Fantastic! Let’s have a look at the new data set we
have created.
glimpse(wage_mini)
## Rows: 34,419
## Columns: 23
## $ year
<int> 2004, 2010, 1987, 1987, 1984, 2005, 2011, 2015, 2010, 2014,~
## $ statefip
<chr> "hawaii", "washington",
"arkansas", "colorado", "virginia",~
## $ month
<chr> "march", "march", "march",
"march", "march", "march", "marc~
## $ wtsupp
<dbl> 351.50, 1618.92, 1134.60, 1866.00, 1600.22, 1368.44, 1484.1~
## $ age <chr> "10", "28",
"2", "46", "29", "34", "41",
"71", "9", "34", "~
## $ sex
<chr> "female", "male", "male",
"female", "male", "male", "female~
## $ race
<chr> "asian only", "white",
"black/negro", "white", "white", "wh~
## $ hispan
<chr> "not hispanic", "not hispanic",
"not hispanic", "not hispan~
## $ educ
<chr> "", "high school diploma or equivalent",
"", "4 years of co~
## $ empstat
<chr> "", "at work", "", "at
work", "at work", "nilf, unable to w~
## $ occ
<int> NA, 6350, NA, 156, 19, NA, 350, NA, NA, NA, 230, 552, 1000,~
## $ wkswork1
<int> NA, 52, NA, 40, 52, NA, 52, NA, NA, NA, 26, 52, 52, 52, NA,~
## $ wkswork2
<chr> "", "50-52 weeks", "",
"40-47 weeks", "50-52 weeks", "", "5~
## $ uhrsworkly <int> NA, 42, NA, 16, 65, NA,
24, NA, NA, NA, 20, 40, 40, 38, NA,~
## $ inctot
<int> NA, 97200, NA, 8038, 54200, 13032, 30002, 11132, NA, 16981,~
## $ incwage
<int> NA, 97000, NA, 7800, 55000, 0, 30000, 0, NA, 0, 600, 13242,~
## $ age_group
<chr> "age < 25", "25 <= age < 45",
"age < 25", "45 <= age < 65",~
## $ white
<int> 0, 1, 0, 1, 1, 1, 1, 1, 1, 1, 0, 1, 1, 1, 1, 1, 1, 0, 1, 1,~
## $ skilled
<int> NA, 0, NA, 1, 0, 1, 1, 0, NA, 0, 1, 0, 1, 0, 0, NA, 1, NA, ~
## $ hours
<int> NA, 2184, NA, 640, 3380, NA, 1248, NA, NA, NA, 520, 2080, 2~
## $ wage
<dbl> NA, 44.413918, NA, NA, 16.272190, NA, 24.038462, NA, NA, NA~
## $ lfp
<chr> "", "In labor force", "",
"In labor force", "In labor force~
## $ empstatid
<chr> "", "Employed", "", "Employed",
"Employed", "Not In Labor F~
Notice that the new data frame has only 34,419 rows,
significantly smaller than nearly 7 million rows. If 34,419 rows are too few
for you to prototype a predictive model, repeat the above process, but instead
of using “0.005” in the sample_set object, use “0.01.”

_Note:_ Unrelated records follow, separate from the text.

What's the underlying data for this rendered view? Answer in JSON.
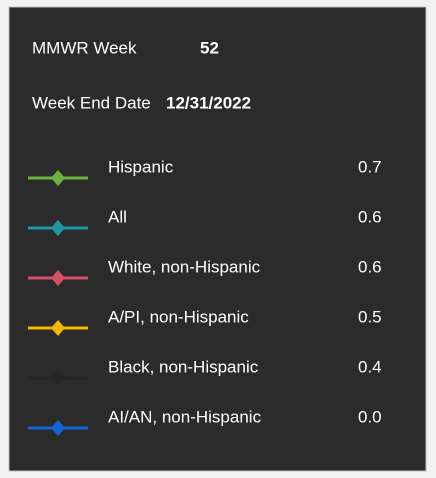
{
  "header": {
    "week_label": "MMWR Week",
    "week_value": "52",
    "date_label": "Week End Date",
    "date_value": "12/31/2022"
  },
  "rows": [
    {
      "name": "Hispanic",
      "value": "0.7",
      "color": "#6cb33e"
    },
    {
      "name": "All",
      "value": "0.6",
      "color": "#1f98a3"
    },
    {
      "name": "White, non-Hispanic",
      "value": "0.6",
      "color": "#d6506a"
    },
    {
      "name": "A/PI, non-Hispanic",
      "value": "0.5",
      "color": "#f2b705"
    },
    {
      "name": "Black, non-Hispanic",
      "value": "0.4",
      "color": "#262626"
    },
    {
      "name": "AI/AN, non-Hispanic",
      "value": "0.0",
      "color": "#1466d4"
    }
  ]
}
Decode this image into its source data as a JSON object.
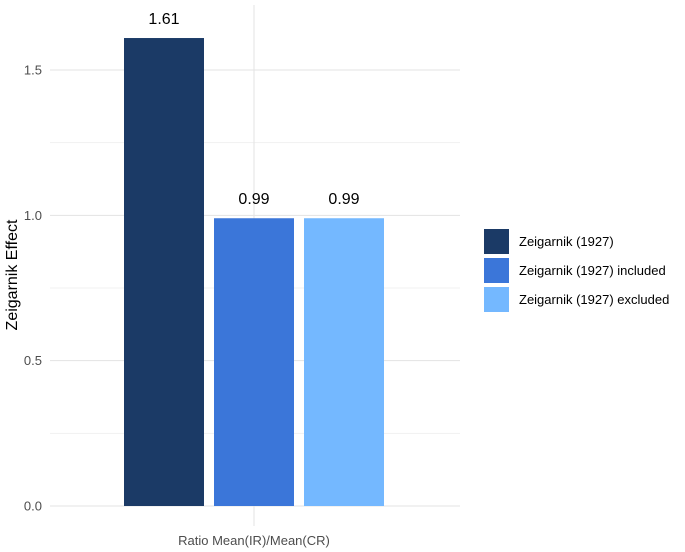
{
  "chart_data": {
    "type": "bar",
    "categories": [
      "Ratio Mean(IR)/Mean(CR)"
    ],
    "series": [
      {
        "name": "Zeigarnik (1927)",
        "values": [
          1.61
        ],
        "color": "#1b3a66"
      },
      {
        "name": "Zeigarnik (1927) included",
        "values": [
          0.99
        ],
        "color": "#3b76d9"
      },
      {
        "name": "Zeigarnik (1927) excluded",
        "values": [
          0.99
        ],
        "color": "#74b8ff"
      }
    ],
    "data_labels": [
      "1.61",
      "0.99",
      "0.99"
    ],
    "xlabel": "",
    "ylabel": "Zeigarnik Effect",
    "ylim": [
      0,
      1.7
    ],
    "yticks": [
      0.0,
      0.5,
      1.0,
      1.5
    ],
    "ytick_labels": [
      "0.0",
      "0.5",
      "1.0",
      "1.5"
    ],
    "grid": true,
    "legend_position": "right"
  }
}
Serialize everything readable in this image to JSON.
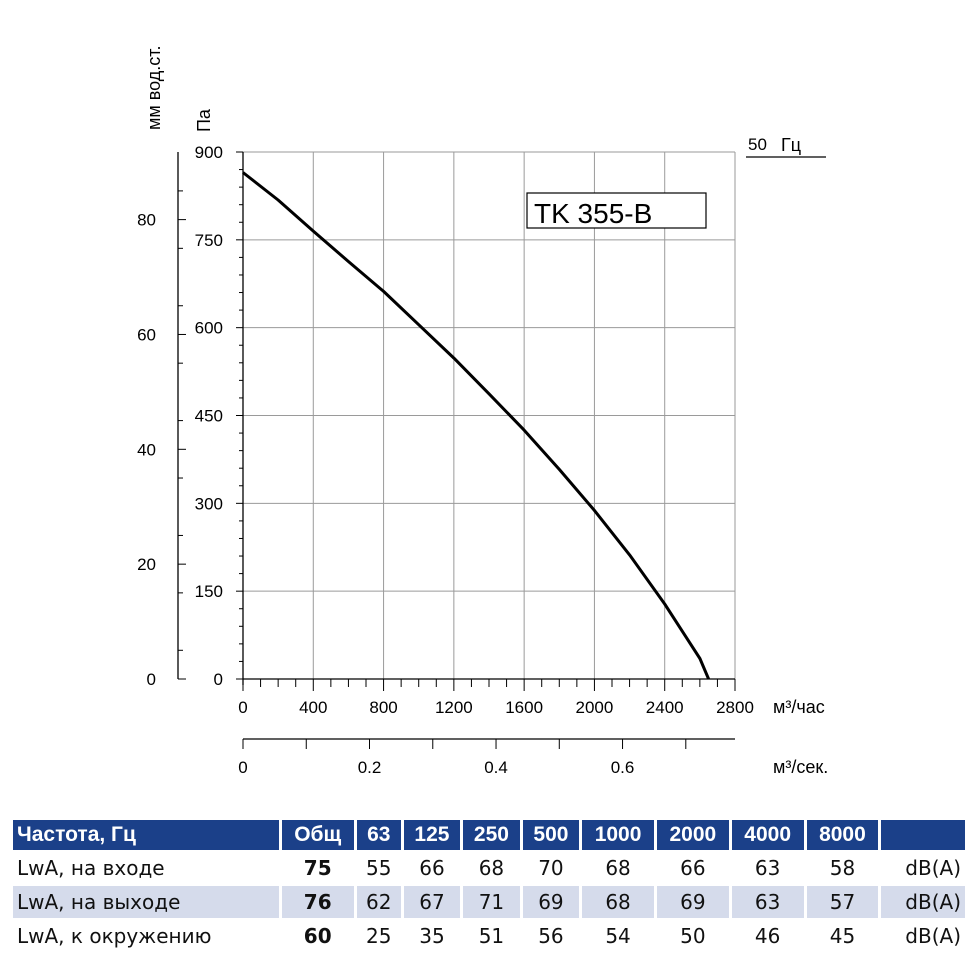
{
  "chart_data": {
    "type": "line",
    "model": "TK 355-B",
    "frequency": "50",
    "frequency_unit": "Гц",
    "y_left_label": "мм вод.ст.",
    "y_right_label": "Па",
    "x_unit_primary": "м³/час",
    "x_unit_secondary": "м³/сек.",
    "x_ticks": [
      "0",
      "400",
      "800",
      "1200",
      "1600",
      "2000",
      "2400",
      "2800"
    ],
    "x_ticks_values": [
      0,
      400,
      800,
      1200,
      1600,
      2000,
      2400,
      2800
    ],
    "x2_ticks": [
      "0",
      "0.2",
      "0.4",
      "0.6"
    ],
    "x2_ticks_values": [
      0,
      0.2,
      0.4,
      0.6
    ],
    "y_pa_ticks": [
      "0",
      "150",
      "300",
      "450",
      "600",
      "750",
      "900"
    ],
    "y_pa_values": [
      0,
      150,
      300,
      450,
      600,
      750,
      900
    ],
    "y_mm_ticks": [
      "0",
      "20",
      "40",
      "60",
      "80"
    ],
    "y_mm_values": [
      0,
      20,
      40,
      60,
      80
    ],
    "xlim": [
      0,
      2800
    ],
    "ylim": [
      0,
      900
    ],
    "series": [
      {
        "name": "TK 355-B",
        "x": [
          0,
          200,
          400,
          600,
          800,
          1000,
          1200,
          1400,
          1600,
          1800,
          2000,
          2200,
          2400,
          2600,
          2650
        ],
        "y": [
          865,
          818,
          765,
          713,
          662,
          605,
          548,
          487,
          425,
          358,
          288,
          212,
          128,
          35,
          0
        ]
      }
    ]
  },
  "table": {
    "headers": [
      "Частота, Гц",
      "Общ",
      "63",
      "125",
      "250",
      "500",
      "1000",
      "2000",
      "4000",
      "8000",
      ""
    ],
    "rows": [
      {
        "label": "LwA, на входе",
        "total": "75",
        "values": [
          "55",
          "66",
          "68",
          "70",
          "68",
          "66",
          "63",
          "58"
        ],
        "unit": "dB(A)"
      },
      {
        "label": "LwA, на выходе",
        "total": "76",
        "values": [
          "62",
          "67",
          "71",
          "69",
          "68",
          "69",
          "63",
          "57"
        ],
        "unit": "dB(A)"
      },
      {
        "label": "LwA, к окружению",
        "total": "60",
        "values": [
          "25",
          "35",
          "51",
          "56",
          "54",
          "50",
          "46",
          "45"
        ],
        "unit": "dB(A)"
      }
    ]
  }
}
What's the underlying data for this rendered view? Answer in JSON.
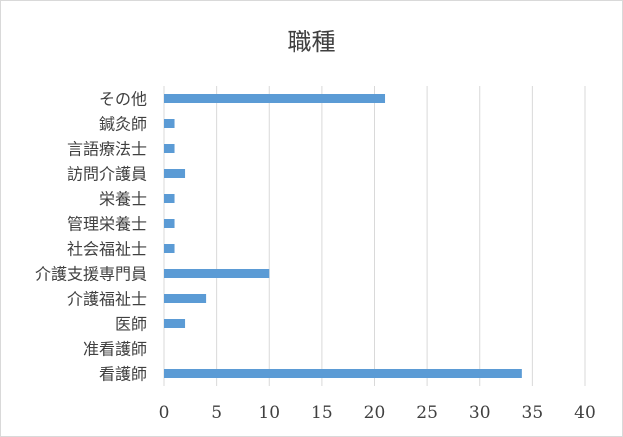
{
  "chart_data": {
    "type": "bar",
    "orientation": "horizontal",
    "title": "職種",
    "xlabel": "",
    "ylabel": "",
    "categories": [
      "その他",
      "鍼灸師",
      "言語療法士",
      "訪問介護員",
      "栄養士",
      "管理栄養士",
      "社会福祉士",
      "介護支援専門員",
      "介護福祉士",
      "医師",
      "准看護師",
      "看護師"
    ],
    "values": [
      21,
      1,
      1,
      2,
      1,
      1,
      1,
      10,
      4,
      2,
      0,
      34
    ],
    "xlim": [
      0,
      40
    ],
    "xticks": [
      0,
      5,
      10,
      15,
      20,
      25,
      30,
      35,
      40
    ],
    "grid": "vertical",
    "legend": "none",
    "colors": {
      "bar": "#5b9bd5",
      "grid": "#d9d9d9",
      "text": "#404040"
    }
  }
}
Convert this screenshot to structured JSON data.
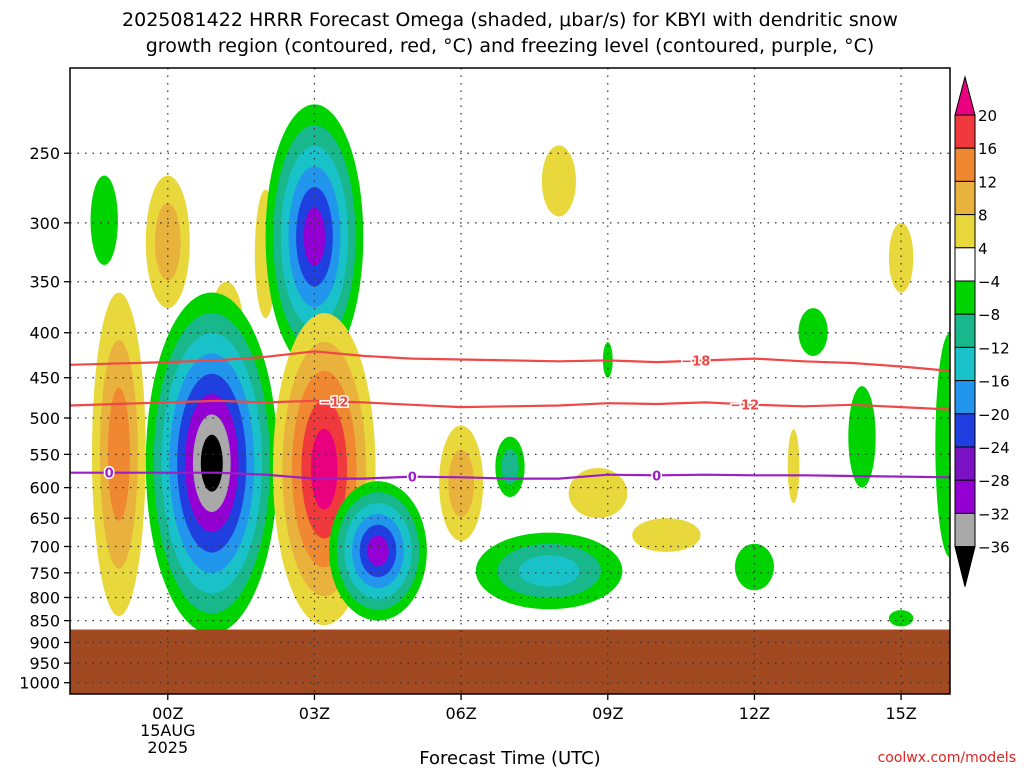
{
  "chart_data": {
    "type": "heatmap",
    "title_line1": "2025081422 HRRR Forecast Omega (shaded, μbar/s) for KBYI with dendritic snow",
    "title_line2": "growth region (contoured, red, °C) and freezing level (contoured, purple, °C)",
    "xlabel": "Forecast Time (UTC)",
    "credit": "coolwx.com/models",
    "x_ticks": [
      {
        "hour": 0,
        "label": "00Z"
      },
      {
        "hour": 3,
        "label": "03Z"
      },
      {
        "hour": 6,
        "label": "06Z"
      },
      {
        "hour": 9,
        "label": "09Z"
      },
      {
        "hour": 12,
        "label": "12Z"
      },
      {
        "hour": 15,
        "label": "15Z"
      }
    ],
    "x_date_lines": [
      "15AUG",
      "2025"
    ],
    "x_range_hours": [
      -2,
      16
    ],
    "y_ticks": [
      250,
      300,
      350,
      400,
      450,
      500,
      550,
      600,
      650,
      700,
      750,
      800,
      850,
      900,
      950,
      1000
    ],
    "y_range_hpa": [
      200,
      1030
    ],
    "y_scale": "log-pressure (reversed)",
    "ground_top_hpa": 870,
    "colorbar": {
      "labels": [
        "20",
        "16",
        "12",
        "8",
        "4",
        "−4",
        "−8",
        "−12",
        "−16",
        "−20",
        "−24",
        "−28",
        "−32",
        "−36"
      ],
      "colors": [
        "#e8007f",
        "#f0393c",
        "#ef8830",
        "#e9b23d",
        "#e8d83b",
        "#ffffff",
        "#00d400",
        "#18b88c",
        "#18c2c8",
        "#2295ec",
        "#1f3fe0",
        "#7a12c4",
        "#9400d3",
        "#a9a9a9",
        "#000000"
      ]
    },
    "contours": [
      {
        "kind": "dendritic",
        "label": "−18",
        "color": "#f04848",
        "points": [
          [
            -2,
            435
          ],
          [
            0,
            432
          ],
          [
            1,
            430
          ],
          [
            2,
            426
          ],
          [
            3,
            420
          ],
          [
            4,
            425
          ],
          [
            5,
            428
          ],
          [
            6,
            429
          ],
          [
            7,
            430
          ],
          [
            8,
            431
          ],
          [
            9,
            430
          ],
          [
            10,
            432
          ],
          [
            11,
            430
          ],
          [
            12,
            428
          ],
          [
            13,
            431
          ],
          [
            14,
            433
          ],
          [
            15,
            437
          ],
          [
            16,
            442
          ]
        ]
      },
      {
        "kind": "dendritic",
        "label": "−12",
        "color": "#f04848",
        "points": [
          [
            -2,
            484
          ],
          [
            0,
            480
          ],
          [
            1,
            478
          ],
          [
            2,
            480
          ],
          [
            3,
            478
          ],
          [
            4,
            480
          ],
          [
            5,
            483
          ],
          [
            6,
            486
          ],
          [
            7,
            485
          ],
          [
            8,
            484
          ],
          [
            9,
            481
          ],
          [
            10,
            482
          ],
          [
            11,
            480
          ],
          [
            12,
            483
          ],
          [
            13,
            485
          ],
          [
            14,
            483
          ],
          [
            15,
            486
          ],
          [
            16,
            489
          ]
        ]
      },
      {
        "kind": "freezing",
        "label": "0",
        "color": "#9a1fc4",
        "points": [
          [
            -2,
            577
          ],
          [
            0,
            577
          ],
          [
            1,
            577
          ],
          [
            2,
            580
          ],
          [
            3,
            586
          ],
          [
            4,
            586
          ],
          [
            5,
            583
          ],
          [
            6,
            584
          ],
          [
            7,
            586
          ],
          [
            8,
            586
          ],
          [
            9,
            580
          ],
          [
            10,
            581
          ],
          [
            11,
            580
          ],
          [
            12,
            581
          ],
          [
            13,
            581
          ],
          [
            14,
            582
          ],
          [
            15,
            583
          ],
          [
            16,
            584
          ]
        ]
      }
    ],
    "contour_labels": [
      {
        "line": 0,
        "hour": 10.8,
        "text": "−18"
      },
      {
        "line": 1,
        "hour": 3.4,
        "text": "−12"
      },
      {
        "line": 1,
        "hour": 11.8,
        "text": "−12"
      },
      {
        "line": 2,
        "hour": -1.2,
        "text": "0"
      },
      {
        "line": 2,
        "hour": 5.0,
        "text": "0"
      },
      {
        "line": 2,
        "hour": 10.0,
        "text": "0"
      }
    ],
    "omega_blobs": [
      {
        "hour": -1.3,
        "p": 300,
        "rh": 0.28,
        "rp": 35,
        "levels": [
          -8
        ]
      },
      {
        "hour": 0.0,
        "p": 320,
        "rh": 0.45,
        "rp": 55,
        "levels": [
          4,
          8
        ]
      },
      {
        "hour": 1.2,
        "p": 400,
        "rh": 0.35,
        "rp": 50,
        "levels": [
          4
        ]
      },
      {
        "hour": 2.0,
        "p": 330,
        "rh": 0.22,
        "rp": 55,
        "levels": [
          4
        ]
      },
      {
        "hour": -1.0,
        "p": 600,
        "rh": 0.55,
        "rp": 240,
        "levels": [
          4,
          8,
          12
        ]
      },
      {
        "hour": 0.9,
        "p": 620,
        "rh": 1.35,
        "rp": 260,
        "levels": [
          -8,
          -12,
          -16,
          -20,
          -24,
          -28,
          -32,
          -36
        ]
      },
      {
        "hour": 3.0,
        "p": 330,
        "rh": 1.0,
        "rp": 110,
        "levels": [
          -8,
          -12,
          -16,
          -20,
          -24,
          -28
        ]
      },
      {
        "hour": 3.2,
        "p": 620,
        "rh": 1.05,
        "rp": 240,
        "levels": [
          4,
          8,
          12,
          16,
          20
        ]
      },
      {
        "hour": 4.3,
        "p": 720,
        "rh": 1.0,
        "rp": 130,
        "levels": [
          -8,
          -12,
          -16,
          -20,
          -24,
          -28
        ]
      },
      {
        "hour": 6.0,
        "p": 600,
        "rh": 0.45,
        "rp": 90,
        "levels": [
          4,
          8
        ]
      },
      {
        "hour": 7.0,
        "p": 570,
        "rh": 0.3,
        "rp": 45,
        "levels": [
          -8,
          -12
        ]
      },
      {
        "hour": 7.8,
        "p": 750,
        "rh": 1.5,
        "rp": 75,
        "levels": [
          -8,
          -12,
          -16
        ]
      },
      {
        "hour": 8.0,
        "p": 270,
        "rh": 0.35,
        "rp": 25,
        "levels": [
          4
        ]
      },
      {
        "hour": 8.8,
        "p": 610,
        "rh": 0.6,
        "rp": 40,
        "levels": [
          4
        ]
      },
      {
        "hour": 9.0,
        "p": 430,
        "rh": 0.1,
        "rp": 20,
        "levels": [
          -8
        ]
      },
      {
        "hour": 10.2,
        "p": 680,
        "rh": 0.7,
        "rp": 30,
        "levels": [
          4
        ]
      },
      {
        "hour": 12.0,
        "p": 740,
        "rh": 0.4,
        "rp": 45,
        "levels": [
          -8
        ]
      },
      {
        "hour": 12.8,
        "p": 570,
        "rh": 0.12,
        "rp": 55,
        "levels": [
          4
        ]
      },
      {
        "hour": 13.2,
        "p": 400,
        "rh": 0.3,
        "rp": 25,
        "levels": [
          -8
        ]
      },
      {
        "hour": 14.2,
        "p": 530,
        "rh": 0.28,
        "rp": 70,
        "levels": [
          -8
        ]
      },
      {
        "hour": 15.0,
        "p": 330,
        "rh": 0.25,
        "rp": 30,
        "levels": [
          4
        ]
      },
      {
        "hour": 15.0,
        "p": 845,
        "rh": 0.25,
        "rp": 18,
        "levels": [
          -8
        ]
      },
      {
        "hour": 16.0,
        "p": 560,
        "rh": 0.3,
        "rp": 160,
        "levels": [
          -8
        ]
      }
    ]
  }
}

Notice that there is still roughly 2.12 Gigabytes being used in your environment.
The next steps would be to save the wage_mini data
frame into a csv file; clear out your environment and console; restart r
studio; and finally, load the wage_mini data frame into your refreshed workspace.
*** STEP 6: Create csv file with new data frame, clear workspace,
and reload R Studio to begin exploratory analysis.
Let me save this new data frame into a csv file. The name
should be sensible and easy to remember:
write.csv(wage_mini,file="wage_mini.csv")
Find the new csv file in your directory, load it in a
clean R file and begin your exploratory analysis.
Thank you so much for reading this far into my post. I
hope it was helpful to you. For those of you that use R and R Studio on a
regular basis, please consider donating to their organization so that they can
continue to update this amazing tool.
I am not an employee of their organization. I just
believe that if the product is adding meaning to my life—which it is—then I
should support for the cause! So, I do. The link to donate is here if you feel compelled to do so.
I hope this blog is helping all of you ladies with your transition into a safer, healthier life. I would like to add a laptop roundup/review so that you can get a better sense of what computers you should purchase for doing these projects. There are many new laptops that have been released as of Summer of 2022, and new chips, like the 12th Generation i5 and i7 from Intel, look to be impressive. So stay tuned for that.
Thank you ladies very much for your time and dedication to this blog. Be well!